Sadly turning the page after Borders’ decision
No, not because she’s seemingly disappeared from movies in the past 10 years.
Rather, I’ve been thinking of her because she gets it. She knows what I’m feeling.
OK, maybe not Meg Ryan. But her Kathleen Kelly certainly gets it.
Kelly was the heroine of a 1998 big screen romantic comedy called “You’ve Got Mail.”
She falls in love with a guy she encountered in an Internet chatroom and through a series of adventures comes to realize he owns a supersized bookstore that is just about to put her little children’s book shop out of business.
The book store, called Fox Books, is set to open around the corner from her little shop, which has been in Manhattan for years, since her mother started it.
When she realizes Joe Fox, played by Tom Hanks, owns her new nemesis, she unloads on him. He picked the wrong moment to let her in on the secret, because she’s just realized her Internet friend (also Hanks) isn’t going to show up for their blind date at a neighborhood coffee shop.
“But I wouldn’t expect you to understand anybody like that. You with your theme park, multi-level, homogenize-the-world mochaccino land. You’ve deluded yourself into thinking that you’re some sort of benefactor, bringing books to the masses,” Kelly tells Fox, referring to her no-show date, in a fit of frustration.
It’s a moment filled with hostility, but because it’s a romantic comedy, you know there’ll be happy ending.
As you watch the construction of the cinematic Fox Books, you realize it’s supposed to be Borders.
It’s big, stuffed with books, filled with distracting signs and other displays and features a coffee shop with a place to sit and read a book.
The key feature of the book store is that you don’t have to buy the book to be able to read it.
And that’s why Borders’ ending isn’t all that happy.
How many of us have pulled up a chair in Borders, cracked open a book, realized we liked it and gone home to buy it on Amazon.com?
It seemed so innocent. There’s always a line. That means people are buying, right?
Just not enough did.
I get it.
But that doesn’t mean I have to like it.
Borders’ announcement Feb. 16 that it was seeking bankruptcy protection sent shockwaves as the retailer decided it was time to admit it couldn’t keep up with Amazon anymore.
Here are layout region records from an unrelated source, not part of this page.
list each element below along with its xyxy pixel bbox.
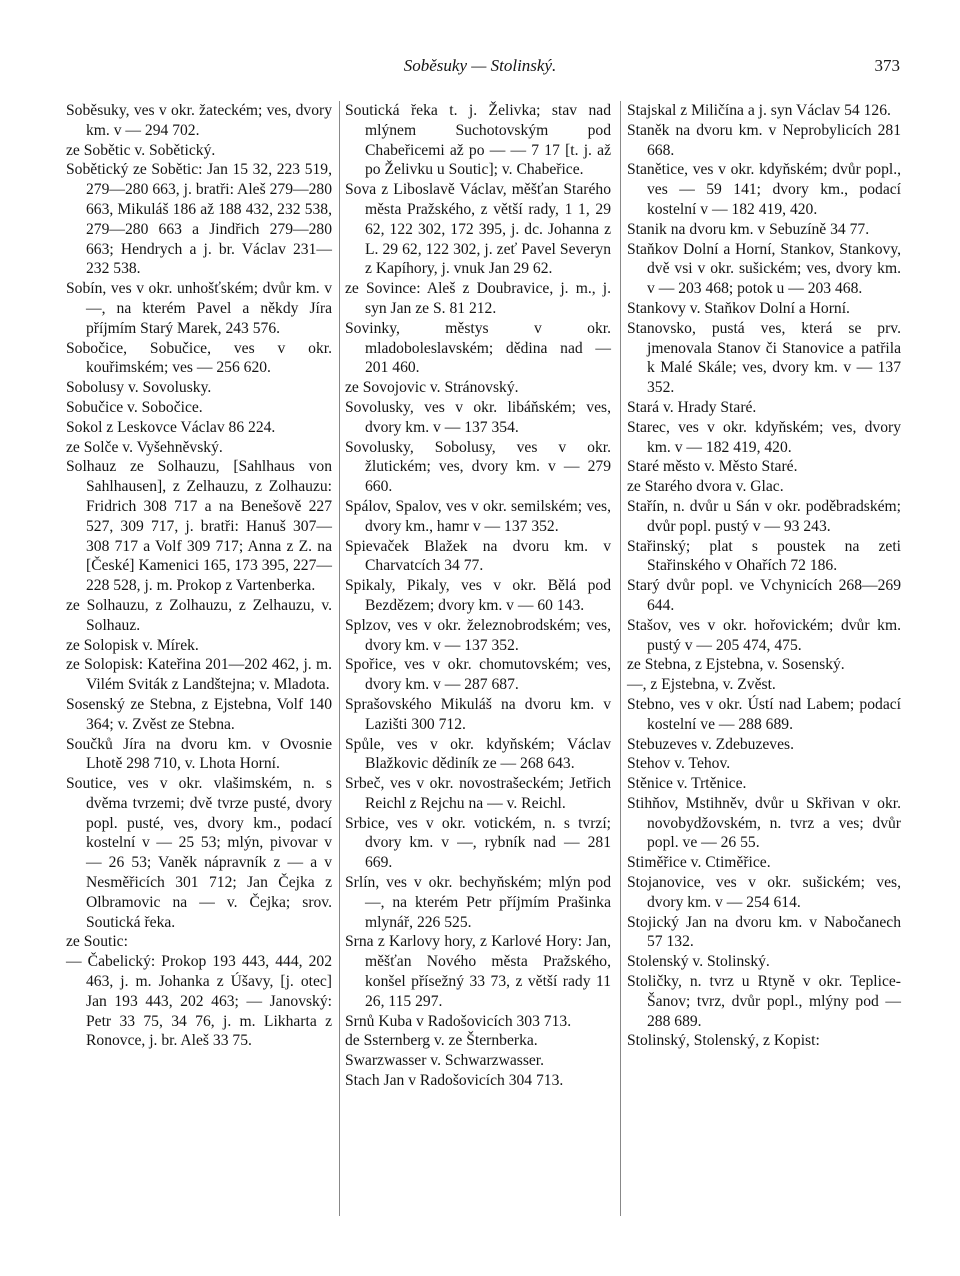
index-entry: Staré město v. Město Staré. bbox=[627, 458, 798, 476]
index-entry: Splzov, ves v okr. železnobrodském; ves, dvory km. v — 137 352. bbox=[345, 616, 611, 654]
index-entry: ze Solče v. Vyšehněvský. bbox=[66, 438, 223, 456]
index-entry: Stará v. Hrady Staré. bbox=[627, 398, 757, 416]
index-entry: Spůle, ves v okr. kdyňském; Václav Blažkovic dědiník ze — 268 643. bbox=[345, 735, 611, 773]
index-entry: ze Solopisk v. Mírek. bbox=[66, 636, 199, 654]
index-entry: Starý dvůr popl. ve Vchynicích 268—269 644. bbox=[627, 577, 901, 614]
index-column-2 bbox=[345, 101, 611, 1091]
index-column-1 bbox=[66, 101, 332, 1051]
index-entry: Stankovy v. Staňkov Dolní a Horní. bbox=[627, 299, 850, 317]
index-entry: Stebuzeves v. Zdebuzeves. bbox=[627, 735, 794, 753]
index-entry: Stařinský; plat s poustek na zeti Stařinského v Ohařích 72 186. bbox=[627, 537, 901, 575]
index-entry: Spievaček Blažek na dvoru km. v Charvatcích 34 77. bbox=[345, 537, 611, 575]
index-entry: Stolinský, Stolenský, z Kopist: bbox=[627, 1032, 820, 1050]
index-entry: Srnů Kuba v Radošovicích 303 713. bbox=[345, 1012, 572, 1030]
index-entry: Stěnice v. Trtěnice. bbox=[627, 775, 747, 793]
index-column-3 bbox=[627, 101, 901, 1051]
index-entry: Součků Jíra na dvoru km. v Ovosnie Lhotě 298 710, v. Lhota Horní. bbox=[66, 735, 332, 773]
column-divider bbox=[339, 101, 340, 1216]
index-entry: Sovolusky, ves v okr. libáňském; ves, dvory km. v — 137 354. bbox=[345, 398, 611, 436]
index-entry: Stojický Jan na dvoru km. v Nabočanech 57 132. bbox=[627, 913, 901, 951]
index-entry: Soutice, ves v okr. vlašimském, n. s dvěma tvrzemi; dvě tvrze pusté, dvory popl. pusté, ves, dvory km., podací kostelní v — 25 53; mlýn, pivovar v — 26 53; Vaněk nápravník z — a v Nesměřicích 301 712; Jan Čejka z Olbramovic na — v. Čejka; srov. Soutická řeka. bbox=[66, 775, 332, 931]
index-entry: Stiměřice v. Ctiměřice. bbox=[627, 854, 771, 872]
index-entry: Stašov, ves v okr. hořovickém; dvůr km. pustý v — 205 474, 475. bbox=[627, 616, 901, 654]
index-entry: Stanik na dvoru km. v Sebuzíně 34 77. bbox=[627, 220, 870, 238]
index-entry: — Čabelický: Prokop 193 443, 444, 202 463, j. m. Johanka z Úšavy, [j. otec] Jan 193 443, 202 463; — Janovský: Petr 33 75, 34 76, j. m. Likharta z Ronovce, j. br. Aleš 33 75. bbox=[66, 953, 332, 1050]
page-number: 373 bbox=[874, 56, 900, 75]
index-entry: Stihňov, Mstihněv, dvůr u Skřivan v okr. novobydžovském, n. tvrz a ves; dvůr popl. ve — 26 55. bbox=[627, 794, 901, 852]
index-entry: Sokol z Leskovce Václav 86 224. bbox=[66, 418, 276, 436]
index-entry: Srbice, ves v okr. votickém, n. s tvrzí; dvory km. v —, rybník nad — 281 669. bbox=[345, 814, 611, 872]
index-entry: Staňkov Dolní a Horní, Stankov, Stankovy, dvě vsi v okr. sušickém; ves, dvory km. v — 203 468; potok u — 203 468. bbox=[627, 240, 901, 298]
index-entry: Sovinky, městys v okr. mladoboleslavském; dědina nad — 201 460. bbox=[345, 319, 611, 377]
index-entry: —, z Ejstebna, v. Zvěst. bbox=[627, 676, 776, 694]
index-entry: Srlín, ves v okr. bechyňském; mlýn pod —, na kterém Petr příjmím Prašinka mlynář, 226 525. bbox=[345, 874, 611, 931]
index-entry: ze Sovojovic v. Stránovský. bbox=[345, 379, 519, 397]
index-entry: Sobučice v. Sobočice. bbox=[66, 398, 203, 416]
index-entry: Spořice, ves v okr. chomutovském; ves, dvory km. v — 287 687. bbox=[345, 656, 611, 694]
index-entry: Starec, ves v okr. kdyňském; ves, dvory km. v — 182 419, 420. bbox=[627, 418, 901, 456]
column-divider bbox=[620, 101, 621, 1216]
index-entry: Sobín, ves v okr. unhošťském; dvůr km. v —, na kterém Pavel a někdy Jíra příjmím Starý Marek, 243 576. bbox=[66, 280, 332, 337]
index-entry: Srna z Karlovy hory, z Karlové Hory: Jan, měšťan Nového města Pražského, konšel přísežný 33 73, z větší rady 11 26, 115 297. bbox=[345, 933, 611, 1010]
index-entry: Stařín, n. dvůr u Sán v okr. poděbradském; dvůr popl. pustý v — 93 243. bbox=[627, 497, 901, 535]
index-entry: Stajskal z Miličína a j. syn Václav 54 126. bbox=[627, 102, 891, 119]
index-entry: ze Solopisk: Kateřina 201—202 462, j. m. Vilém Sviták z Landštejna; v. Mladota. bbox=[66, 656, 332, 694]
index-entry: Staněk na dvoru km. v Neprobylicích 281 668. bbox=[627, 121, 901, 159]
index-entry: Stanětice, ves v okr. kdyňském; dvůr popl., ves — 59 141; dvory km., podací kostelní v — 182 419, 420. bbox=[627, 161, 901, 218]
index-entry: ze Starého dvora v. Glac. bbox=[627, 478, 784, 496]
index-entry: Soutická řeka t. j. Želivka; stav nad mlýnem Suchotovským pod Chabeřicemi až po — — 7 17 [t. j. až po Želivku u Soutic]; v. Chabeřice. bbox=[345, 102, 611, 179]
index-entry: Solhauz ze Solhauzu, [Sahlhaus von Sahlhausen], z Zelhauzu, z Zolhauzu: Fridrich 308 717 a na Benešově 227 527, 309 717, j. bratři: Hanuš 307—308 717 a Volf 309 717; Anna z Z. na [České] Kamenici 165, 173 395, 227—228 528, j. m. Prokop z Vartenberka. bbox=[66, 458, 332, 595]
index-entry: Stojanovice, ves v okr. sušickém; ves, dvory km. v — 254 614. bbox=[627, 874, 901, 911]
index-entry: ze Stebna, z Ejstebna, v. Sosenský. bbox=[627, 656, 845, 674]
index-entry: Soběsuky, ves v okr. žateckém; ves, dvory km. v — 294 702. bbox=[66, 102, 332, 139]
index-entry: Spálov, Spalov, ves v okr. semilském; ves, dvory km., hamr v — 137 352. bbox=[345, 497, 611, 535]
index-entry: Sovolusky, Sobolusy, ves v okr. žlutickém; ves, dvory km. v — 279 660. bbox=[345, 438, 611, 496]
index-entry: Sosenský ze Stebna, z Ejstebna, Volf 140 364; v. Zvěst ze Stebna. bbox=[66, 695, 332, 733]
running-head: Soběsuky — Stolinský. bbox=[403, 56, 557, 75]
index-entry: ze Sovince: Aleš z Doubravice, j. m., j. syn Jan ze S. 81 212. bbox=[345, 280, 611, 317]
index-entry: Sprašovského Mikuláš na dvoru km. v Lazišti 300 712. bbox=[345, 695, 611, 733]
index-entry: Spikaly, Pikaly, ves v okr. Bělá pod Bezdězem; dvory km. v — 60 143. bbox=[345, 577, 611, 614]
index-entry: Stach Jan v Radošovicích 304 713. bbox=[345, 1072, 564, 1090]
index-entry: Sobolusy v. Sovolusky. bbox=[66, 379, 212, 397]
index-entry: ze Soutic: bbox=[66, 933, 128, 951]
index-entry: Sobočice, Sobučice, ves v okr. kouřimském; ves — 256 620. bbox=[66, 339, 332, 377]
index-entry: Stebno, ves v okr. Ústí nad Labem; podací kostelní ve — 288 689. bbox=[627, 695, 901, 733]
index-entry: Sobětický ze Sobětic: Jan 15 32, 223 519, 279—280 663, j. bratři: Aleš 279—280 663, Mikuláš 186 až 188 432, 232 538, 279—280 663 a Jindřich 279—280 663; Hendrych a j. br. Václav 231—232 538. bbox=[66, 161, 332, 278]
index-entry: de Ssternberg v. ze Šternberka. bbox=[345, 1032, 538, 1050]
index-entry: Stolenský v. Stolinský. bbox=[627, 953, 770, 971]
index-entry: Sova z Liboslavě Václav, měšťan Starého města Pražského, z větší rady, 1 1, 29 62, 122 302, 172 395, j. dc. Johanna z L. 29 62, 122 302, j. zeť Pavel Severyn z Kapíhory, j. vnuk Jan 29 62. bbox=[345, 181, 611, 278]
index-entry: Stehov v. Tehov. bbox=[627, 755, 731, 773]
index-entry: Stoličky, n. tvrz u Rtyně v okr. Teplice-Šanov; tvrz, dvůr popl., mlýny pod — 288 689. bbox=[627, 973, 901, 1030]
index-entry: Srbeč, ves v okr. novostrašeckém; Jetřich Reichl z Rejchu na — v. Reichl. bbox=[345, 775, 611, 812]
index-entry: Swarzwasser v. Schwarzwasser. bbox=[345, 1052, 545, 1070]
index-entry: ze Sobětic v. Sobětický. bbox=[66, 141, 216, 159]
index-entry: ze Solhauzu, z Zolhauzu, z Zelhauzu, v. Solhauz. bbox=[66, 596, 332, 634]
page-header bbox=[0, 56, 960, 82]
index-entry: Stanovsko, pustá ves, která se prv. jmenovala Stanov či Stanovice a patřila k Malé Skále; ves, dvory km. v — 137 352. bbox=[627, 319, 901, 397]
I keep telling people that my disappointment lies in the fact that those in eastern Lake County will lose their bookstore. They’ll be forced to drive all the way to Great Lakes Mall to find Barnes and Noble and its books, distracting signs and coffee shop.
But it also lies in the fact that I’m as much to blame for Borders’ failure as the company itself.
While company officials failed to keep pace with the growing Internet presence of Amazon and its other competitors, I didn’t spend enough at Borders.
Sure, I used my coupons at Christmastime, purchasing books and other items for those I love.
But I spent too much time perusing the shelves and not enough time buying. Oh, sure, I always bought a cup of coffee from the stand on the store’s eastern side.
But, it’s all but certain that it’s too late for the Mentor store now.
And, pretty soon, if I want to buy something from Borders, I’ll have to hike on over to Cedar Road for the shop at La Place and Cuyahoga County’s higher sales tax rate.
It’s my own fault.
And now I’ll have to find another mochacchino land.